A big part of the issue is that Parachute is trying to create a more fair basis for restaurant labor—which may price some labor-intensive dishes out of existence.  Anyway, it’s a good look at the reality of post-pandemic restaurant economics.

13. SPEAKING OF BREADY BREADS

One thing I learned doing interviews for my book is that Louis Szathmary’s The Bakery—the ur-restaurant of modern dining in Chicago—initially started baking Hungarian snacks called pogacsa for airlines; he added dinner service as another income stream, and it took off like mad.

Anyway, pogacsa is associated with a whole range of Turkish bites, says Sandwich Tribunal:

In Turkey, and in many areas of the former Ottoman Empire, there is a kind of bread product called simit. Turkey also has a kind of stuffed pastry-like bread called poğaça. In addition to those, a kind of hybrid product has developed called simit-poğaça. All over the Balkan world, there are various bread products called pogača, a cognate to the Italian word focaccia meaning “hearth bread.” It might be a biscuit or a soft bread, leavened or unleavened, stuffed or unstuffed, or a kind of laminated dough, like a puff pastry or phyllo, that is a widespread variant called pogačice. Researching simit is relatively easy. Researching pogača is more challenging–pay close attention to those diacritics! Information about the hybrid form is also difficult to parse from writeups of the much more common Turkish item with the confusingly similar name.

WHAT MIKE ATE

Well, this is clearly the Sandwich Issue, or at least that’s what I mainly had this week. First up, like Michael Nagrant I swung by the new Publican Quality Bread, only to find it pretty well cleaned out by 12:30 or so. But there was just enough of The Big Sandwich (sold by weight) left to snag two decent-sized sandwiches for my son and myself. It’s a comparatively light, but substantial enough to be satisfying, sandwich on a crusty plain pizza bread, mortadella and stracciatella (a soft, ricotta-like cheese) with arugula, mustard and “sour cherry spread.” Very well-balanced and extremely fresh-tasting, it was a very happy-making sandwich. I will return, though my expectations for what will be available in these early, very popular days will remain adjusted.

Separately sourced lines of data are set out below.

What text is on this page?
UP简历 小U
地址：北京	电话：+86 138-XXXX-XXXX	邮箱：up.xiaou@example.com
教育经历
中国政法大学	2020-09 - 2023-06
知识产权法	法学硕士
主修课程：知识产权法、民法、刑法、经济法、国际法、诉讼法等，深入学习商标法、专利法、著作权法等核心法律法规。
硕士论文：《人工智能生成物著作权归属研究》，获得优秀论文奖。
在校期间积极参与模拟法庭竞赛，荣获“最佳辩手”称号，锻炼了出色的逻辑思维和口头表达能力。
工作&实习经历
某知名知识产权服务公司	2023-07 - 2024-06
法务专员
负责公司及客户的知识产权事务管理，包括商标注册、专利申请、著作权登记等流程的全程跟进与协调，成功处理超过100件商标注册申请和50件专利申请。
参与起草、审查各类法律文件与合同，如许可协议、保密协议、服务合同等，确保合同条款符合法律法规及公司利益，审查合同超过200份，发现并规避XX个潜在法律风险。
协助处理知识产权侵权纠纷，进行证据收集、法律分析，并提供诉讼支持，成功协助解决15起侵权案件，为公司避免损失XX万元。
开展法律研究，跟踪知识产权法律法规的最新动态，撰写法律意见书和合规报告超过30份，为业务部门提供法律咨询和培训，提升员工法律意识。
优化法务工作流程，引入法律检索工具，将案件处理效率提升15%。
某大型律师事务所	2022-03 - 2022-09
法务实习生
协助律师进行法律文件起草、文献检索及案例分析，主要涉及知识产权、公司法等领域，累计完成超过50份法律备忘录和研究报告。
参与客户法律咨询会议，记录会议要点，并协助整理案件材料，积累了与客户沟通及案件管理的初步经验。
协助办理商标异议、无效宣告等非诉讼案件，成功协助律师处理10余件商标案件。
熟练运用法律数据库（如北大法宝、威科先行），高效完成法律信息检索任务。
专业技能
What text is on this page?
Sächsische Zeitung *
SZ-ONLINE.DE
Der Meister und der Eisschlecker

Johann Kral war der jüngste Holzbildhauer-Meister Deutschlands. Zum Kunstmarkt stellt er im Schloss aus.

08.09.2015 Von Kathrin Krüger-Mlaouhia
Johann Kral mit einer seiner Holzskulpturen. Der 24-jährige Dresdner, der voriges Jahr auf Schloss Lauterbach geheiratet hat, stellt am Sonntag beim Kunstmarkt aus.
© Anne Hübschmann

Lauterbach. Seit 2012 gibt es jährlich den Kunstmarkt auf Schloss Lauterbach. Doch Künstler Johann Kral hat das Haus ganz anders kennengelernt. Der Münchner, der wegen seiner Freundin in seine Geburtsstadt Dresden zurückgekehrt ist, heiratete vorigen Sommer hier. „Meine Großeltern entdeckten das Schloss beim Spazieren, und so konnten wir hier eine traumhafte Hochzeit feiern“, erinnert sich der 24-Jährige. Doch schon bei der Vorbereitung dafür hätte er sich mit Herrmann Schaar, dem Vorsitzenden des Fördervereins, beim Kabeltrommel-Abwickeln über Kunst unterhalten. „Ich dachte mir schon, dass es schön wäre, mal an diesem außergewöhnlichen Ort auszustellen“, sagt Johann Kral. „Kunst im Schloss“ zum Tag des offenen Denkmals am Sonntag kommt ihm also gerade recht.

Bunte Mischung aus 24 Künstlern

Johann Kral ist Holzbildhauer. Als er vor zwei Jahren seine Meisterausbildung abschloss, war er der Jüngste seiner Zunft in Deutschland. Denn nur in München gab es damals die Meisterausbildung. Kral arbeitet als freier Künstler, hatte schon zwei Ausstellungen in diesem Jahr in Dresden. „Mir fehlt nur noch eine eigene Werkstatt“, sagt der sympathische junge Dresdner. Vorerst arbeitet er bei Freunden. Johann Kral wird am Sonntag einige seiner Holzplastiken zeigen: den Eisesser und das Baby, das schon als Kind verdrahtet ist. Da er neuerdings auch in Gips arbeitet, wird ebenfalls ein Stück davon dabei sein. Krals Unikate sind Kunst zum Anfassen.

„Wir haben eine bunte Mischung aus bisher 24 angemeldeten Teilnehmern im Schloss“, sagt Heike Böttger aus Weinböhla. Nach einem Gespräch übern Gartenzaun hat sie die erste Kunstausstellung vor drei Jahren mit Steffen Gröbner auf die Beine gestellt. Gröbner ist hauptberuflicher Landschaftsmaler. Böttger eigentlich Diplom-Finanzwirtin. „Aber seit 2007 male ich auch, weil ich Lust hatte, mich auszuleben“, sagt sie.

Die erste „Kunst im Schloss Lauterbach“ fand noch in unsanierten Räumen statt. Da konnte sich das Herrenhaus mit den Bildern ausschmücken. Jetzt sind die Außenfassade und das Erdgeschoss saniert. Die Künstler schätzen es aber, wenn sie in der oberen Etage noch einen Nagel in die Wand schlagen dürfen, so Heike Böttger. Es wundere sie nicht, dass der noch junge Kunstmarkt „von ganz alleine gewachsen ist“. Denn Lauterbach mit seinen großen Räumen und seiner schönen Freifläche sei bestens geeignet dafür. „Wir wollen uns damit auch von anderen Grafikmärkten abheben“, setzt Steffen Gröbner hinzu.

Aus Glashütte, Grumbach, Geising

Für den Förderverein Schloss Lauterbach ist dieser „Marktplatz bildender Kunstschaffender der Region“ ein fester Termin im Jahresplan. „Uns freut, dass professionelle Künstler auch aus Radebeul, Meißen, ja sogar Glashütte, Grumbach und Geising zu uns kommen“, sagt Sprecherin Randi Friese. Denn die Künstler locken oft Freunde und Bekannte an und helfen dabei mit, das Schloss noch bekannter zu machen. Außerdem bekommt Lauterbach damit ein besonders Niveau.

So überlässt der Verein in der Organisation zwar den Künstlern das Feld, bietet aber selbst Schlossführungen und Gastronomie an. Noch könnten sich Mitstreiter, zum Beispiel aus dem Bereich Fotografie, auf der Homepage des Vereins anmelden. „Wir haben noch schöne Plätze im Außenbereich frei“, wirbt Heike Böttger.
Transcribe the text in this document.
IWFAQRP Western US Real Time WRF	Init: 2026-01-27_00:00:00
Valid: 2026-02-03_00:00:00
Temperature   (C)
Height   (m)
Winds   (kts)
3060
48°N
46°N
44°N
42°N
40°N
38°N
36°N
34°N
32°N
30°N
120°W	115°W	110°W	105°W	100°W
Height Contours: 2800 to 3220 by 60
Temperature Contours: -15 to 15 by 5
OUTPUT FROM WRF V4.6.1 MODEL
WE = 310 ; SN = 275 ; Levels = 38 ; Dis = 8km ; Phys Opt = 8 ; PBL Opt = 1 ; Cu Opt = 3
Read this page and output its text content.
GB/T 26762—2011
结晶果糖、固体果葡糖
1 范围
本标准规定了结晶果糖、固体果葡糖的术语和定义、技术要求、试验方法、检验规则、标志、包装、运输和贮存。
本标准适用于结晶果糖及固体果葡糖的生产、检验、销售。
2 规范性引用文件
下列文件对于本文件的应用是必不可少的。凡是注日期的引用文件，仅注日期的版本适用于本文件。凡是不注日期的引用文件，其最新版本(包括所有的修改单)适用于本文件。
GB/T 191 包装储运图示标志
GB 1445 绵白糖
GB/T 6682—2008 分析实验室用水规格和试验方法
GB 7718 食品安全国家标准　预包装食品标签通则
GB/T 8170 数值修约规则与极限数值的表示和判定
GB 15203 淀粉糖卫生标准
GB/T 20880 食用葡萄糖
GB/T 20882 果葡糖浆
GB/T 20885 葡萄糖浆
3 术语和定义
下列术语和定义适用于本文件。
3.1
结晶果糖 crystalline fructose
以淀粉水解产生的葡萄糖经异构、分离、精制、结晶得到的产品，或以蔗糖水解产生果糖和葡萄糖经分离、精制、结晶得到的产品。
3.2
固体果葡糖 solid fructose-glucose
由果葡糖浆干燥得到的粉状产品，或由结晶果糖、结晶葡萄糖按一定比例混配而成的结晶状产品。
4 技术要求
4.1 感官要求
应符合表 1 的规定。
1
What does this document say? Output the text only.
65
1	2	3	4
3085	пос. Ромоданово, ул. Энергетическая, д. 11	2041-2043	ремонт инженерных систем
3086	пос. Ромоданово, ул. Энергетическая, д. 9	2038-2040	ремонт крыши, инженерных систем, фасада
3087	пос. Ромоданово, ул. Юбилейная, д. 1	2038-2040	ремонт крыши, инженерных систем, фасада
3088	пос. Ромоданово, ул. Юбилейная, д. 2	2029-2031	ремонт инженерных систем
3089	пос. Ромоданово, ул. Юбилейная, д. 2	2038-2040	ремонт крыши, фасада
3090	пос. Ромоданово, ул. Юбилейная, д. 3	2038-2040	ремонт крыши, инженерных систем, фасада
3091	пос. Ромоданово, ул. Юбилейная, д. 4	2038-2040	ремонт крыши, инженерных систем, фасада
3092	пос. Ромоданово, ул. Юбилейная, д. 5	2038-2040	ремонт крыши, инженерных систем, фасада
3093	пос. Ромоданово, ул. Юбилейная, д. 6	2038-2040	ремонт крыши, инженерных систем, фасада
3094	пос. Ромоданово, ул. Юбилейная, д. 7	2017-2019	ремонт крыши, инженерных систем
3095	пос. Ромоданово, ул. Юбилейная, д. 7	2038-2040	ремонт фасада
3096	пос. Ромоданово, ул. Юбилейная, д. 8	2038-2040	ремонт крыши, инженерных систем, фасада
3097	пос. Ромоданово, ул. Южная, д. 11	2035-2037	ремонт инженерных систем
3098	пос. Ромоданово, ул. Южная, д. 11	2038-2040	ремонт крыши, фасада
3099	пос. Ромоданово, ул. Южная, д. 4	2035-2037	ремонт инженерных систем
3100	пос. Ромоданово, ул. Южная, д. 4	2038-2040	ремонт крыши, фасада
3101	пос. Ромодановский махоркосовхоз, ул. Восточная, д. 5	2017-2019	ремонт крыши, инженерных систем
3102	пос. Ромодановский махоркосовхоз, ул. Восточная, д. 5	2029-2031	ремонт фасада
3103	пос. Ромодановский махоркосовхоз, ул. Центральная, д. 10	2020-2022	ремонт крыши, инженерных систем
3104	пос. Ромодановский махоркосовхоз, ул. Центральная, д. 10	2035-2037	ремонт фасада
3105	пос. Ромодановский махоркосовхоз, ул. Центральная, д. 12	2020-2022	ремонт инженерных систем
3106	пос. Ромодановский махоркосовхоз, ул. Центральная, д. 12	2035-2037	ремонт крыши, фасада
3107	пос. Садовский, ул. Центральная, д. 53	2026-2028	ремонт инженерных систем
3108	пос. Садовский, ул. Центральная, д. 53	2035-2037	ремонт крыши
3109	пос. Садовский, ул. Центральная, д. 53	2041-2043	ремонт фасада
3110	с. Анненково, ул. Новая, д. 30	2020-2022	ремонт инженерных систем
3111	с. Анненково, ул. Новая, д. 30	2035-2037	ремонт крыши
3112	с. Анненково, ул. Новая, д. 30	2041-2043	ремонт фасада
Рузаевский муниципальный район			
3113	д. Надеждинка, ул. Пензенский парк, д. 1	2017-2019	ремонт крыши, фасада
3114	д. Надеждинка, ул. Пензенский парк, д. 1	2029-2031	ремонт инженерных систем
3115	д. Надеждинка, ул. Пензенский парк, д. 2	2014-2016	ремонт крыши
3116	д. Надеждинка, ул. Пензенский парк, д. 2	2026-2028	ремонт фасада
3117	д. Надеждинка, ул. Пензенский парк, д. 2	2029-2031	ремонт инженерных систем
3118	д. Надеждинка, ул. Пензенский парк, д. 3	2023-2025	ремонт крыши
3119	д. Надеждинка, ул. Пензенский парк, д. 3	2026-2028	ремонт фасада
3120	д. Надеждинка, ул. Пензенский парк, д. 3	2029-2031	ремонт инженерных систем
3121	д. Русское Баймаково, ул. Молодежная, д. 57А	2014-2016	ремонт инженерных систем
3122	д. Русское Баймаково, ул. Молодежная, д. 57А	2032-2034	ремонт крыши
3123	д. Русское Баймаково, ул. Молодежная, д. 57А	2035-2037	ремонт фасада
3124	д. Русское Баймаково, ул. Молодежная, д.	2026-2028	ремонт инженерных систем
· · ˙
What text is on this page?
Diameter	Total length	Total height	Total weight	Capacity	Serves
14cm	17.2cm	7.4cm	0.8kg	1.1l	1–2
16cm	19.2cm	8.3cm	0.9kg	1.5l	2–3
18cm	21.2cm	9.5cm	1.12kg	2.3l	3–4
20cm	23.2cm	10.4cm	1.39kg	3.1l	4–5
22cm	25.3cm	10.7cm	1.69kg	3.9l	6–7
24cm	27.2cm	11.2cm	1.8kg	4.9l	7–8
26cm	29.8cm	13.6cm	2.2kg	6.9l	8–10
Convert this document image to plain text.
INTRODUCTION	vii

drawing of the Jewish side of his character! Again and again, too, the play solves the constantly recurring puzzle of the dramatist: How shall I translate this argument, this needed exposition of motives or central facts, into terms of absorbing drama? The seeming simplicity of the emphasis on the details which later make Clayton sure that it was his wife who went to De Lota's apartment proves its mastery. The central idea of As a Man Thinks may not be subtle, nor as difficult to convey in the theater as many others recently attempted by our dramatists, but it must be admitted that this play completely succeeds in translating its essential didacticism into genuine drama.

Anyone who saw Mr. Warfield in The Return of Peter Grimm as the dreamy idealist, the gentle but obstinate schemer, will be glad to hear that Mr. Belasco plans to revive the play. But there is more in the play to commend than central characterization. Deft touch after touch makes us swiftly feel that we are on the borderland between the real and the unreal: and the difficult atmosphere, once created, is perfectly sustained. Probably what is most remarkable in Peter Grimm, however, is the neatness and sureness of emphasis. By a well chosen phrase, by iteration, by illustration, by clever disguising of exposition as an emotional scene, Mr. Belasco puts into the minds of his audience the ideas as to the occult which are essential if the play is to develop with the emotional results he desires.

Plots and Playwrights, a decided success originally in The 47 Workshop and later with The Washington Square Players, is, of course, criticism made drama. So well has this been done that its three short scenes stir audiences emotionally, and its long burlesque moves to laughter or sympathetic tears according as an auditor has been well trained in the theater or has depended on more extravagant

I was walking back to my car from the Wednesday Green City Market—lots of strawberries—wondering where lunch was going to be when I spotted All Too Well, the sandwich shop next to Evette’s, from the same owner. The sandwiches look interesting and diverse, but I was most tempted by one saying it had shakshuka marinara—which sounds like it’s swimming in tomato sauce, no? No, it’s not, and it wasn’t anything like I thought it might be, but I liked what it turned out to be anyway: something like a torta (soft bun) with middle-eastern seasoned beef and lamb and some melted mozzarella on it. A little Mexican, a little Arabic—sounds a lot like Evette’s! Anyway, it was a bit heavy, but new and different; I’m excited to try other things some other Wednesday.